November 20, 2017
Average worker now spends 27 working days a year commuting, finds TUC
Commuters are now facing an average 58-minute daily journey – the equivalent of 27 working days a year, according to a TUC analysis. Getting to and from work now takes an extra 5 minutes a day compared with a decade ago – the equivalent of an extra 20 hours a year spent on congested roads and packed trains. The number of workers facing very long commuting times (over 2 hours) has gone up by 34 percent over the last 10 years, with 3,291,012 now facing very long journeys. Rail commuters face the longest journeys, taking an average of 2 hours and 12 minutes every day – an increase of 4 minutes on the last decade. Drivers spend 52 minutes on the road to work and back (up by 4 minutes), while bus commuters must set aside 39 minutes a day (up by 7 minutes). Cyclists (43 minutes) and walkers (30 minutes) have the quickest daily journeys.
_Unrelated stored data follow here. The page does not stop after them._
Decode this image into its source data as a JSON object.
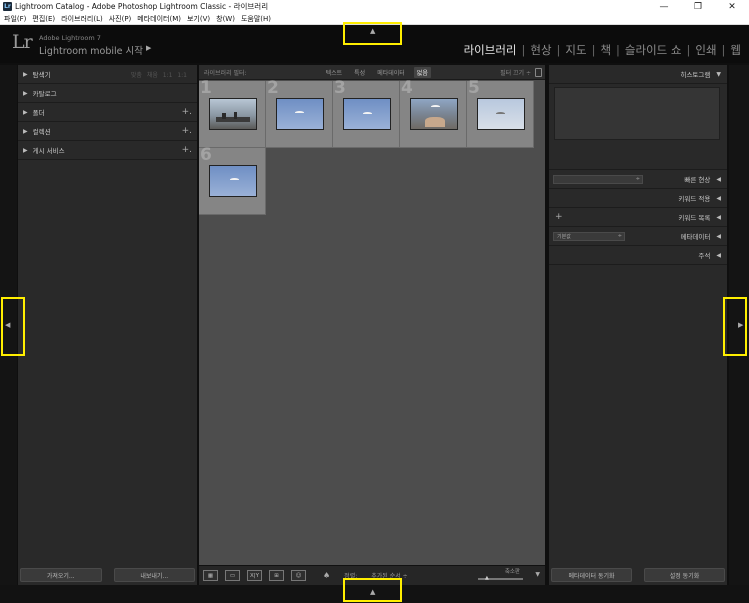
{
  "window": {
    "title": "Lightroom Catalog - Adobe Photoshop Lightroom Classic - 라이브러리",
    "app_icon": "Lr",
    "controls": [
      "—",
      "❐",
      "✕"
    ]
  },
  "menu": [
    "파일(F)",
    "편집(E)",
    "라이브러리(L)",
    "사진(P)",
    "메타데이터(M)",
    "보기(V)",
    "창(W)",
    "도움말(H)"
  ],
  "identity": {
    "logo": "Lr",
    "subtitle": "Adobe Lightroom 7",
    "mobile_label": "Lightroom mobile 시작",
    "arrow": "▶"
  },
  "modules": {
    "items": [
      "라이브러리",
      "현상",
      "지도",
      "책",
      "슬라이드 쇼",
      "인쇄",
      "웹"
    ],
    "active": "라이브러리",
    "separator": "|"
  },
  "left_panel": {
    "navigator": {
      "label": "탐색기",
      "options": "맞춤 채움 1:1 1:1"
    },
    "catalog": {
      "label": "카탈로그"
    },
    "folders": {
      "label": "폴더",
      "plus": "+."
    },
    "collections": {
      "label": "컬렉션",
      "plus": "+."
    },
    "publish": {
      "label": "게시 서비스",
      "plus": "+."
    },
    "import_button": "가져오기...",
    "export_button": "내보내기..."
  },
  "filter_bar": {
    "label": "라이브러리 필터:",
    "tabs": [
      "텍스트",
      "특성",
      "메타데이터",
      "없음"
    ],
    "selected": "없음",
    "right": "필터 끄기 ÷"
  },
  "grid": {
    "cells": [
      {
        "num": "1",
        "kind": "beach"
      },
      {
        "num": "2",
        "kind": "sky"
      },
      {
        "num": "3",
        "kind": "sky"
      },
      {
        "num": "4",
        "kind": "people"
      },
      {
        "num": "5",
        "kind": "pale"
      },
      {
        "num": "6",
        "kind": "sky"
      }
    ]
  },
  "toolbar": {
    "view_buttons": [
      "grid-view",
      "loupe-view",
      "compare-view",
      "survey-view",
      "people-view"
    ],
    "compare_text": "X|Y",
    "sort_label": "정렬:",
    "sort_value": "추가된 순서 ÷",
    "thumbnails_label": "축소판",
    "menu_arrow": "▼"
  },
  "right_panel": {
    "histogram": {
      "label": "히스토그램",
      "tri": "▼"
    },
    "quick_develop": {
      "label": "빠른 현상",
      "tri": "◀"
    },
    "keywording": {
      "label": "키워드 적용",
      "tri": "◀"
    },
    "keyword_list": {
      "label": "키워드 목록",
      "tri": "◀",
      "plus": "+"
    },
    "metadata": {
      "label": "메타데이터",
      "tri": "◀",
      "preset": "기본값",
      "preset_arrow": "÷"
    },
    "comments": {
      "label": "주석",
      "tri": "◀"
    },
    "sync_metadata_button": "메타데이터 동기화",
    "sync_settings_button": "설정 동기화"
  },
  "panel_toggles": {
    "top": "▲",
    "bottom": "▲",
    "left": "◀",
    "right": "▶"
  },
  "colors": {
    "highlight": "#ffee00",
    "background": "#0f0f0f",
    "panel": "#292929",
    "grid_bg": "#4d4d4d",
    "cell": "#858585"
  }
}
Londoners take the longest to get to and from work: 1 hour and 21 minutes each day – up by 6 minutes in the last decade. Welsh workers have the shortest daily commute in Great Britain, at 49 minutes.Every English region now faces an average commute time of over 50 minutes a day.
The TUC blames growing commutes on three main factors:
- low government spending on transport infrastructure;
- employers not offering flexible and home working;
- real wages falling while property prices soar, making it hard to move closer to work.